Brown startled many legal observers with her speech in 2000 to the Federalist Society in Chicago, when she warned that, "Where government moves in ... the result is a debased, debauched culture, which finds moral depravity entertaining and virtue contemptible." Brown has denounced President Franklin Roosevelt's Supreme Court as transforming the Constitution into a "significantly different document," and the Democratic New Deal as the triumph of "our own socialist revolution." It is this fervid ideological opposition to government and regulation of private enterprise that causes Democratic opponents to denounce her lack of judicial fairness. Critics fear Brown's anti-government attacks, and opposition to regulation of corporate and financial interests that could block her impartiality on the federal court.

William Myers III, nominated to the 9th Circuit Court

In 2003, a federal court concluded that he had badly misinterpreted federal law.

Myers' long history of working for the law firm Holland & Hart as a lobbyist on behalf of the mining and energy industries has galvanized a broad coalition of environmental, health and consumer groups against his nomination. Democrats fear that he will attempt to give private property rights greater weight in judicial decisions than attempts to protect public lands, water and endangered species. Of particular concern is Myers' nomination to the 9th circuit, whose jurisdiction over the Western states covers many of the same industries whose interests he has spent his career lobbying or representing in court.

Myers served from 2001-03 as solicitor general of the Department of Interior. In 2003, a federal court concluded that Myers had badly misinterpreted federal law in permitting a mining company to operate on public land in California.

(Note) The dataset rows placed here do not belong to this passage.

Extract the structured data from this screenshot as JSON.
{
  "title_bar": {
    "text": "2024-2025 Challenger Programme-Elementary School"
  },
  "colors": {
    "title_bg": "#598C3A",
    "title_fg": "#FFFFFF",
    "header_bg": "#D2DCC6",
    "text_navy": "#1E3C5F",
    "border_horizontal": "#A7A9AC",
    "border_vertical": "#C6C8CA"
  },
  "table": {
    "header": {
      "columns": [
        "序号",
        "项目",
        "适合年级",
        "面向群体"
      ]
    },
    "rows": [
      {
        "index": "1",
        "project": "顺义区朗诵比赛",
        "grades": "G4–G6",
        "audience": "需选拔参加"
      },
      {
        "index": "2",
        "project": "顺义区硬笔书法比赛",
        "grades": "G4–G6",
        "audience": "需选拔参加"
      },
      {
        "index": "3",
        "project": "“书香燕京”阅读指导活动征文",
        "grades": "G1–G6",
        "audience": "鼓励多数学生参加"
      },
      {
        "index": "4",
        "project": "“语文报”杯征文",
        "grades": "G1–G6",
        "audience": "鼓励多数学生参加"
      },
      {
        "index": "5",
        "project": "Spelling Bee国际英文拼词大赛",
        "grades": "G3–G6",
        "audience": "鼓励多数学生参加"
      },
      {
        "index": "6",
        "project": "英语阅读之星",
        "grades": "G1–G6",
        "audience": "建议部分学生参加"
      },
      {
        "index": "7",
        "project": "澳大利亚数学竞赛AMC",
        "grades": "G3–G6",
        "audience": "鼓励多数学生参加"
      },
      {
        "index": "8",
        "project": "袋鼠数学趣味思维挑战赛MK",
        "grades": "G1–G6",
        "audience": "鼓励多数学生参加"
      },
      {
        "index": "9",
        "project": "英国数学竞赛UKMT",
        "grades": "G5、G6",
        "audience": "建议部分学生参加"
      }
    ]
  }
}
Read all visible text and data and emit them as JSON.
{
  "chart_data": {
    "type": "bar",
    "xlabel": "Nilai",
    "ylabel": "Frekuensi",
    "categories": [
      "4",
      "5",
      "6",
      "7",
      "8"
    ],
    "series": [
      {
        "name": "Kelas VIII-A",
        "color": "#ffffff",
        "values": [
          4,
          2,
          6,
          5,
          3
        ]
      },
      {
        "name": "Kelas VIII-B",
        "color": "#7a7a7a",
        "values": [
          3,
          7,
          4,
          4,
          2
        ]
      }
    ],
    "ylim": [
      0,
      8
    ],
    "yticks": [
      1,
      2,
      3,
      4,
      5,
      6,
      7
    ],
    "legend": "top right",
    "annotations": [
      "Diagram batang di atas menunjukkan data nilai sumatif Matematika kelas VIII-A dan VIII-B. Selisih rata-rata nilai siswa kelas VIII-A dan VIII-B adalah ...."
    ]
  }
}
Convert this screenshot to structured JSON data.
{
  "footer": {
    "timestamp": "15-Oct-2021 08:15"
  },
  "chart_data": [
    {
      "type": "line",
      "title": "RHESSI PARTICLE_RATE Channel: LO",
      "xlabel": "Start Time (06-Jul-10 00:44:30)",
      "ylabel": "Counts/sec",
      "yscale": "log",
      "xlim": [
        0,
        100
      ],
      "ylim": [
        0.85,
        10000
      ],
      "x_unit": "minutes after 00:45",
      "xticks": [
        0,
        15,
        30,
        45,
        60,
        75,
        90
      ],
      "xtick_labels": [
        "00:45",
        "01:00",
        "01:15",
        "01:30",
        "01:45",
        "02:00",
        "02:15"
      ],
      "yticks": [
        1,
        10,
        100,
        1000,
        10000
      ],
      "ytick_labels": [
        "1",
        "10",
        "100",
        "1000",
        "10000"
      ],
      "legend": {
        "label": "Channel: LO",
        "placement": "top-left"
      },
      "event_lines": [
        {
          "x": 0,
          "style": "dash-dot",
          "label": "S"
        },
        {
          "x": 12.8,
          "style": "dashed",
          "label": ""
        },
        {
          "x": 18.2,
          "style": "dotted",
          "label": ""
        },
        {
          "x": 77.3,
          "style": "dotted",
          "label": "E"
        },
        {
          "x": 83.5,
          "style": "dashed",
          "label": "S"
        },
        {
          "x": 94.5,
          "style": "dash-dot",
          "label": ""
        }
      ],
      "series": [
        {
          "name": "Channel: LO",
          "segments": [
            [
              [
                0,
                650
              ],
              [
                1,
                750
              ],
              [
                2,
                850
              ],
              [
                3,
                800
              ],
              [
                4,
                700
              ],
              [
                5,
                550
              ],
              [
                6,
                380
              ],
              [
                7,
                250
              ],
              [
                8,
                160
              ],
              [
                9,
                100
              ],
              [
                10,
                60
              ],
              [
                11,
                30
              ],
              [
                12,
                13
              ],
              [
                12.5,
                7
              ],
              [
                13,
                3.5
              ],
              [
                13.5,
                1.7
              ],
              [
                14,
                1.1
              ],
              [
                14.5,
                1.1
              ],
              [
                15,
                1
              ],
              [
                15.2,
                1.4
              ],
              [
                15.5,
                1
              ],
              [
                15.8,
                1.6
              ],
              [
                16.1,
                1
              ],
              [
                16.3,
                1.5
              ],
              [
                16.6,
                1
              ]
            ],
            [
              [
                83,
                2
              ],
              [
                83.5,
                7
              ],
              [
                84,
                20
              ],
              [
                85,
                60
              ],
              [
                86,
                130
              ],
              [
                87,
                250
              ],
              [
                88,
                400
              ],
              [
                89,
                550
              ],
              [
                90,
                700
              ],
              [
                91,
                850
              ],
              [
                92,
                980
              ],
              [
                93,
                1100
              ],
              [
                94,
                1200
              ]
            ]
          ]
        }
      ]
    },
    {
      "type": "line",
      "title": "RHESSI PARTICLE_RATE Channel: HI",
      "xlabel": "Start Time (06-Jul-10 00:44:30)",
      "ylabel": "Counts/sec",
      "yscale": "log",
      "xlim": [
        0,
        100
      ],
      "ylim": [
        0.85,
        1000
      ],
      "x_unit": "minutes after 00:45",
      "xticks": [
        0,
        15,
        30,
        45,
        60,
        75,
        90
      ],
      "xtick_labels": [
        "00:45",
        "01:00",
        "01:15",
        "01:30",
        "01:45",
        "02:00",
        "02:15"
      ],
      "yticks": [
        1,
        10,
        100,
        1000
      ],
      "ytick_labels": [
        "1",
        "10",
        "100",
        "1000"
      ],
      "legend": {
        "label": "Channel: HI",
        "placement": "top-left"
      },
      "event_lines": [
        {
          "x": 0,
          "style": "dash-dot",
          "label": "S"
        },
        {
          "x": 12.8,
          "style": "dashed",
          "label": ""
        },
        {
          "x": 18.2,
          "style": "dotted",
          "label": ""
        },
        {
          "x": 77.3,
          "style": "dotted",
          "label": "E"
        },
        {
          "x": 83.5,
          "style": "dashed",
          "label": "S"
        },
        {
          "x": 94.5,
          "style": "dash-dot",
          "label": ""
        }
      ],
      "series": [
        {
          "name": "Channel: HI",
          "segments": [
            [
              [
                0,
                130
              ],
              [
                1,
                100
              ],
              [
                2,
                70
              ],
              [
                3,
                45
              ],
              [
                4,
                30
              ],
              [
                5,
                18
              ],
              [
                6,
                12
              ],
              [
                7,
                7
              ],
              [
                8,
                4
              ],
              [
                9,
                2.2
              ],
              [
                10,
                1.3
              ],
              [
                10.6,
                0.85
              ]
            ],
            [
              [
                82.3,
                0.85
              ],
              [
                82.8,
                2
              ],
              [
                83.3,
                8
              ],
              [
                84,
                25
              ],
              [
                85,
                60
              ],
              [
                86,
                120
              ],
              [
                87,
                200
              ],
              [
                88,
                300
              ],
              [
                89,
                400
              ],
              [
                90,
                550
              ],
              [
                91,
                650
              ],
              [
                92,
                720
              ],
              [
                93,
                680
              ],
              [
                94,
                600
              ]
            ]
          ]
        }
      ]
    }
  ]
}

The National Congress of American Indians, a coalition of more than 250 tribal groups, opposes Myers, claiming that the policies he executed during his tenure at the Interior Department threatened native sites without consulting the tribes involved.

As Salon reported last year, Myers' congressional lobbying in 2000 on behalf of major coal interests resulted in legislation that paved the way for a merger between two major coal companies that was later opposed by the Federal Trade Commission. The commission concluded that the merger was potentially anti-competitive and harmful to consumers and electricity users. These same coal interests routinely have cases before the 9th Circuit Court.

Finally, Democrats on the Senate Judiciary Committee point out that Myers has minimal courtroom experience and has never been a judge. He received a "qualified" rating from the American Bar Association, the ABA's lowest passing grade, with a minority voting "not qualified."